Siamo liberi? La filosofia è sempre stata interessata al problema della libertà umana. Cosa può aggiungere la scienza a questo dibattito?
Determinismo spietato
Il principe della filosofia Immanuel Kant insegnava matematica e scienze. Fu il primo a interpretare la Via Lattea come un ammasso di stelle, cioè una galassia, simile ad altre nebulose visibili nel cielo. Egli conosceva la fisica, è quindi autorizzato a porre un problema fondamentale così riassumibile:
“Non c’è libertà”, dice lo studio scientifico della Natura e di ogni realtà empirica, “perché le cose sono conoscibili solo nella misura in cui sono soggette alla necessità della legalità naturale. Ogni nuova conoscenza limita ulteriormente la libertà. » (Immanuel Kant, in “I grandi filosofi, volume 3”, di Karl Jaspers, 1963)
La fisica newtoniana è strettamente deterministica. Non appena la legge è trovata, tutti i fenomeni che ne derivano vi si sottomettono irrimediabilmente. Sono quindi esattamente prevedibili e il caso non ha alcun ruolo. Baruch Spinoza ci aveva già avvertito:
“Pensiamo di essere liberi, ma siamo liberi come una pietra che cade. » (Baruch Spinoza, Lettera a Schuller, 1674)

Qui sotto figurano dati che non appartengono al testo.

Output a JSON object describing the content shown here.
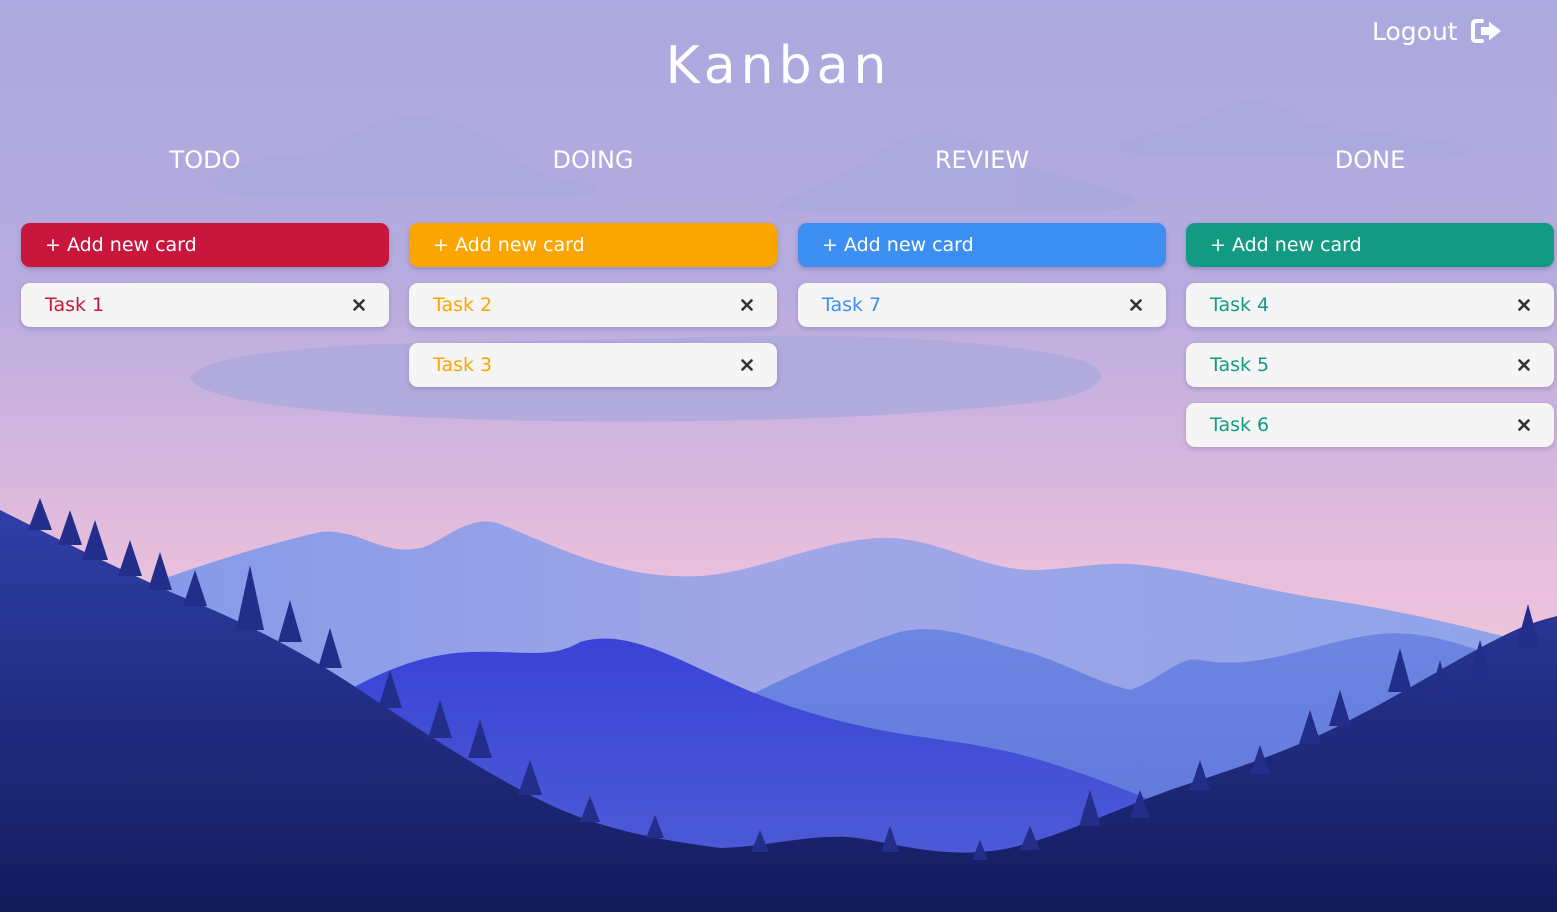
{
  "app": {
    "title": "Kanban"
  },
  "header": {
    "logout_label": "Logout",
    "logout_icon": "sign-out-icon"
  },
  "colors": {
    "todo": "#c8163c",
    "doing": "#fba500",
    "review": "#3c8ff0",
    "done": "#139a83",
    "card_bg": "#f5f5f5",
    "close": "#333333"
  },
  "columns": [
    {
      "title": "TODO",
      "add_label": "+ Add new card",
      "cards": [
        {
          "label": "Task 1"
        }
      ]
    },
    {
      "title": "DOING",
      "add_label": "+ Add new card",
      "cards": [
        {
          "label": "Task 2"
        },
        {
          "label": "Task 3"
        }
      ]
    },
    {
      "title": "REVIEW",
      "add_label": "+ Add new card",
      "cards": [
        {
          "label": "Task 7"
        }
      ]
    },
    {
      "title": "DONE",
      "add_label": "+ Add new card",
      "cards": [
        {
          "label": "Task 4"
        },
        {
          "label": "Task 5"
        },
        {
          "label": "Task 6"
        }
      ]
    }
  ]
}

La conoscenza scientifica si costruisce a partire dall’osservazione dei fenomeni che porta alla concettualizzazione di una legge, che permette di fare previsioni. Ma chi dice “previsione” dice “assenza di scelta”, da qui la maledizione di Kant: più sappiamo, meno siamo liberi. Questa condanna inaccettabile riecheggia il peccato originale di cui parla la Genesi: se Kant ha ragione, il serpente ha mentito (questo è infatti il suo ruolo) e la conoscenza non ci trasforma in Dei come promesso dal tentatore, ci incatena con le sue leggi.
“[La] scienza insegnerà all’uomo che non ha mai avuto una volontà… ciò che realizza, lo realizza non secondo la sua volontà ma in conformità con le leggi della Natura. Basta concepire queste leggi e l’uomo non potrà più essere ritenuto responsabile delle sue azioni. Tutte le azioni umane possono ovviamente essere calcolate matematicamente, come facciamo per i logaritmi, fino al centomillesimo. » (Fëdor Dostoevskij, Il seminterrato, 1864)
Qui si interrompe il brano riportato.